With the soon coming death of fiat money, defined as Aggregate Credit, AGG, and Major World Currencies, DBV, and Emerging Market Currencies, CEW, the new money, that being diktat money, defined as the mandates of regional leaders to establish regional security, stability, and sustainability, will serve as the wheels for the economy.
With the failure of credit, seen in China, YAO, ECNS, CHIX, Russia, RSX, ERUS, Emerging Europe, ESR, the US Small Caps, IWM, IWC, Credit Providers, MA, V, DFS, AXP, and Commodities, DBC, trading lower, authoritarianism is the new paradigm, which features the age of debt servitude, where the God ordained sovereignty of the Beast Regime of regional governance and totalitarian collectivism, seen in Revelation 13:1-4, which provides economic life experience in policies of diktat and schemes of debt servitude in diktat money, and which establish seigniorage in Regional Fascism, and which establishes the debt serf as the centerpiece of economic activity.
It is out of the European Debt Crisis, that is out of tossing waves of sovereign, banking, and corporate insolvency of the Club Med Nations, specifically Portugal, Italy, Greece, and Spain, that the New Monster is rising to replace the Creature from Jekyll Island.

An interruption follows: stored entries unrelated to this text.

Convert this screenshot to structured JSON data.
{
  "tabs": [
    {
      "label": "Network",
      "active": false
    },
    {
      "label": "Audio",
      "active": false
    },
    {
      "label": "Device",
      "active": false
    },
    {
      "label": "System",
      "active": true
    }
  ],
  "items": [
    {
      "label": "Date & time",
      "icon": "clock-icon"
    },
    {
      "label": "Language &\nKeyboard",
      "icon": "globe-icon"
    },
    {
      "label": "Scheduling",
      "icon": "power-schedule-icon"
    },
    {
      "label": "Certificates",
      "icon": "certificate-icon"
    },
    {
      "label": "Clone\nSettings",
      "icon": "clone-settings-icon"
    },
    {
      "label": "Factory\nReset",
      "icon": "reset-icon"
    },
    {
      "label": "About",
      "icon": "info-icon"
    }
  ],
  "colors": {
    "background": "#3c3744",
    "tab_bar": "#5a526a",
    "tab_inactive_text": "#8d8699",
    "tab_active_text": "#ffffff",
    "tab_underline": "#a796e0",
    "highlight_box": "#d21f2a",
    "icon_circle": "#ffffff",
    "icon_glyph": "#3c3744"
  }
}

It is not the Interventionist of creditism, corporatism and globalism; rather the Regional Animal, with the form of a leopard, having feet like those of a bear and a mouth like that of a lion; and thus operates by stealth, roots outs it enemies and devours its prey by crushing, ripping and tearing them apart.
And as seen in Revelation 13:5-10, there is a Regional Leader waiting in the wings of Europe’s stage, who will soon step into the limelight, and through cunning and shrewdness, will rise to power through regional framework agreements, to rule the Eurozone, with the help of a Regional Monetary High Priest, seen in Revelation 13:11-18. The word, will and way of the Sovereign will replace all traditional constitution, national and historic law. And that of the Seignior will establish seigniorage, that is moneyness, for all residents of the EU. The mandates of fascist leaders will coin diktat money which will establish economic value and grease the wheels of economic activity.
In the age of credit the economy, there were two economic goods, consumable output and leisure, demanded by households. Now in the new economy, that is the age of debt servitude, there is increasingly one economic good, consumable output demanded by regional fascist leaders.